Volvió a mirar el fondo de su copa.

– Me afecta que pasen estas cosas, que nos envenenemos a nosotros mismos y a nuestros descendientes, que deliberadamente destruyamos nuestro futuro, pero no creo, repito, no creo que pueda hacerse algo para remediarlo. Somos una nación de egoístas. Ello fue nuestra gloria y será nuestra perdición, porque no es posible conseguir que nos preocupemos por algo tan abstracto como «el bien común». Los mejores de nosotros podemos sentir ansiedad por nuestras familias, pero como nación somos incapaces de más.

– Me resisto a creerlo -insistió Brunetti.

– Que no lo creas no impide que sea verdad, Guido.

– Su hija tampoco lo cree -insistió Brunetti.

– Es una bendición por la que todos los días doy gracias -murmuró el conde con voz suave-. Quizá eso sea lo mejor que he conseguido en mi vida, que mi hija no comparta mis convicciones.

Brunetti buscaba ironía o sarcasmo en el tono del conde, pero encontró sólo una dolorida sinceridad.

– Dice usted que podría encargarse de que el vertedero quedara limpio, de que se llevasen los residuos. ¿Por qué no puede hacer más?

El conde volvió a dedicar a su yerno aquella sonrisa triste.

– Me parece que ésta es la primera vez en todos estos años que tú y yo hemos hablado, Guido. -Y, cambiando de tono-: Porque hay demasiados vertederos y demasiados Gamberettos.

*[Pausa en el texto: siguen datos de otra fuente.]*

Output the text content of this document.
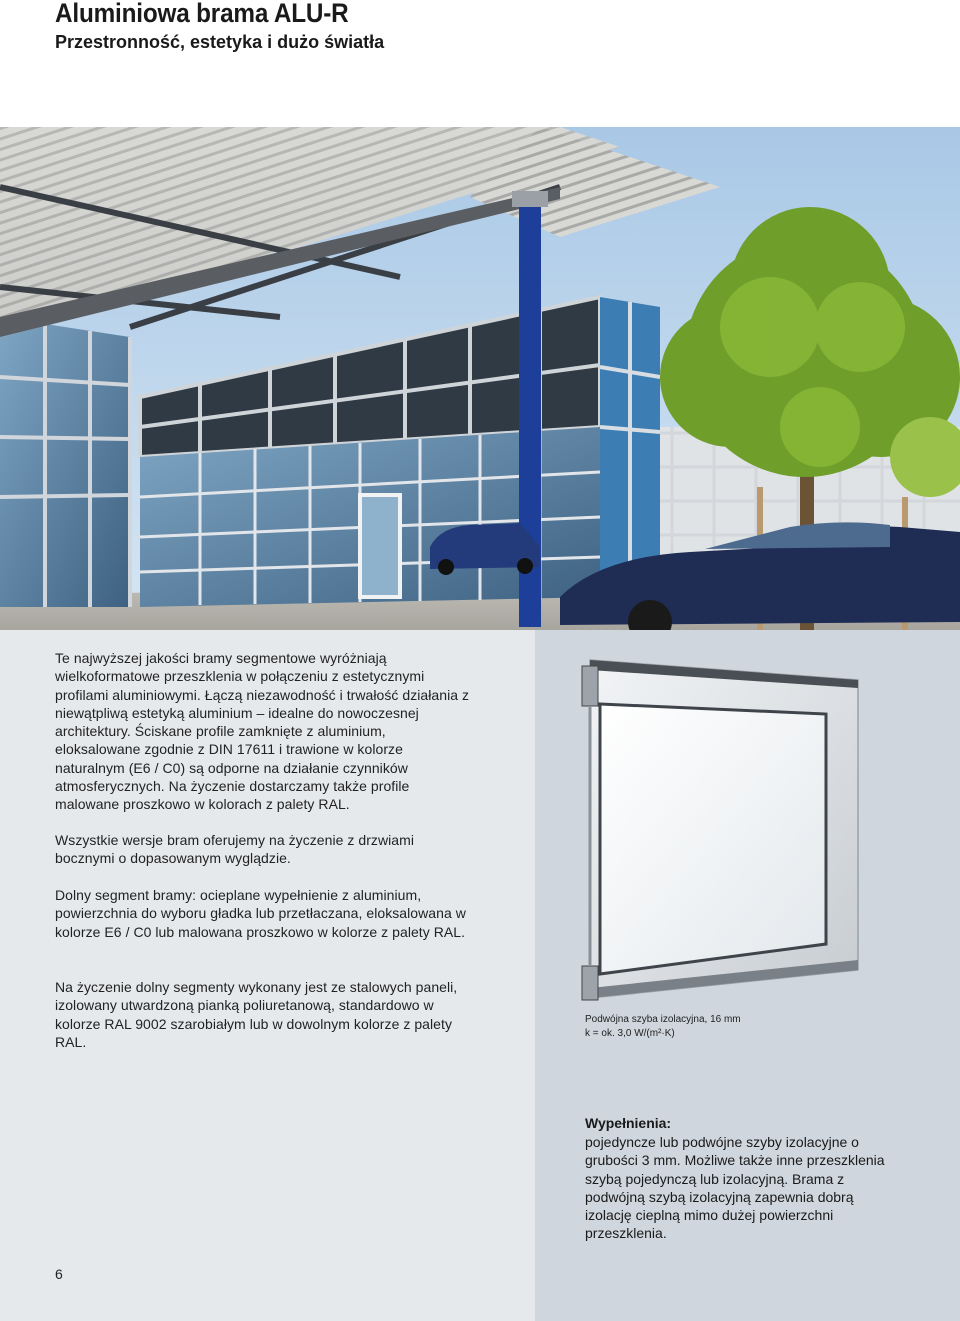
Aluminiowa brama ALU-R
Przestronność, estetyka i dużo światła

Te najwyższej jakości bramy segmentowe wyróżniają wielkoformatowe przeszklenia w połączeniu z estetycznymi profilami aluminiowymi. Łączą niezawodność i trwałość działania z niewątpliwą estetyką aluminium – idealne do nowoczesnej architektury. Ściskane profile zamknięte z aluminium, eloksalowane zgodnie z DIN 17611 i trawione w kolorze naturalnym (E6 / C0) są odporne na działanie czynników atmosferycznych. Na życzenie dostarczamy także profile malowane proszkowo w kolorach z palety RAL.

Wszystkie wersje bram oferujemy na życzenie z drzwiami bocznymi o dopasowanym wyglądzie.

Dolny segment bramy: ocieplane wypełnienie z aluminium, powierzchnia do wyboru gładka lub przetłaczana, eloksalowana w kolorze E6 / C0 lub malowana proszkowo w kolorze z palety RAL.

Na życzenie dolny segmenty wykonany jest ze stalowych paneli, izolowany utwardzoną pianką poliuretanową, standardowo w kolorze RAL 9002 szarobiałym lub w dowolnym kolorze z palety RAL.

Podwójna szyba izolacyjna, 16 mm
k = ok. 3,0 W/(m²·K)

Wypełnienia:

pojedyncze lub podwójne szyby izolacyjne o grubości 3 mm. Możliwe także inne przeszklenia szybą pojedynczą lub izolacyjną. Brama z podwójną szybą izolacyjną zapewnia dobrą izolację cieplną mimo dużej powierzchni przeszklenia.

6
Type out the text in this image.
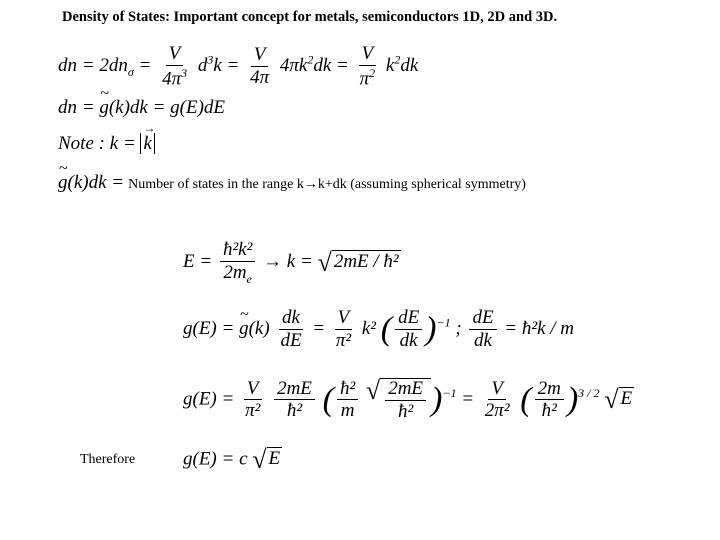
Density of States: Important concept for metals, semiconductors 1D, 2D and 3D.
dn = $2dn_\sigma = \frac{V}{4\pi^3} d^3k = \frac{V}{4\pi} 4\pi k^2dk = \frac{V}{\pi^2} k^2dk$
dn = ~ g(k)dk = g(E)dE
Note : k = → k
~ g(k)dk = Number of states in the range k→k+dk (assuming spherical symmetry)
$E = \frac{\text{ħ²k²}}{2m_e} \to k$ = √ 2mE / ħ²
g(E) = ~ $g(k) \frac{dk}{dE} = \frac{V}{\text{π²}} k^2$ ( $\frac{dE}{dk} )^{-1}$ ; $\frac{dE}{dk}$ = ħ²k / m
$g(E) = \frac{V}{\text{π²}}$
$\frac{2mE}{\text{ħ²}}$ ( $\frac{\text{ħ²}}{m}$
√ $\frac{2mE}{\text{ħ²}} )^{-1} = \frac{V}{\text{2π²}}$ ( $\frac{2m}{\text{ħ²}} )^{3 / 2}$ √ E
Therefore	g(E) = c √ E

– ¿Podrá hacer algo respecto a él?

– Ah, ahí no puedo hacer nada.

– ¿No puede o no quiere?

– En ciertas situaciones, Guido, poder y querer vienen a ser lo mismo.

– Sofismas -espetó Brunetti.

El conde rió.

– Tienes razón. Bien, te lo diré de otra manera: prefiero no hacer nada más que lo que te he dicho que haría.

– ¿Y eso por qué?

– Porque no soy capaz de preocuparme por algo que no sea mi familia. -Su tono era terminante; Brunetti no conseguiría más explicaciones.

– ¿Me permite una última pregunta?

– Sí.

– Cuando le llamé para preguntar si podíamos hablar, me dijo si quería hablar de Viscardi. ¿Por qué?

El conde lo miró con involuntaria sorpresa y luego se volvió hacia las embarcaciones del canal. Después de seguir con la mirada a varias de ellas, respondió:

– El signor Viscardi y yo tenemos intereses comunes.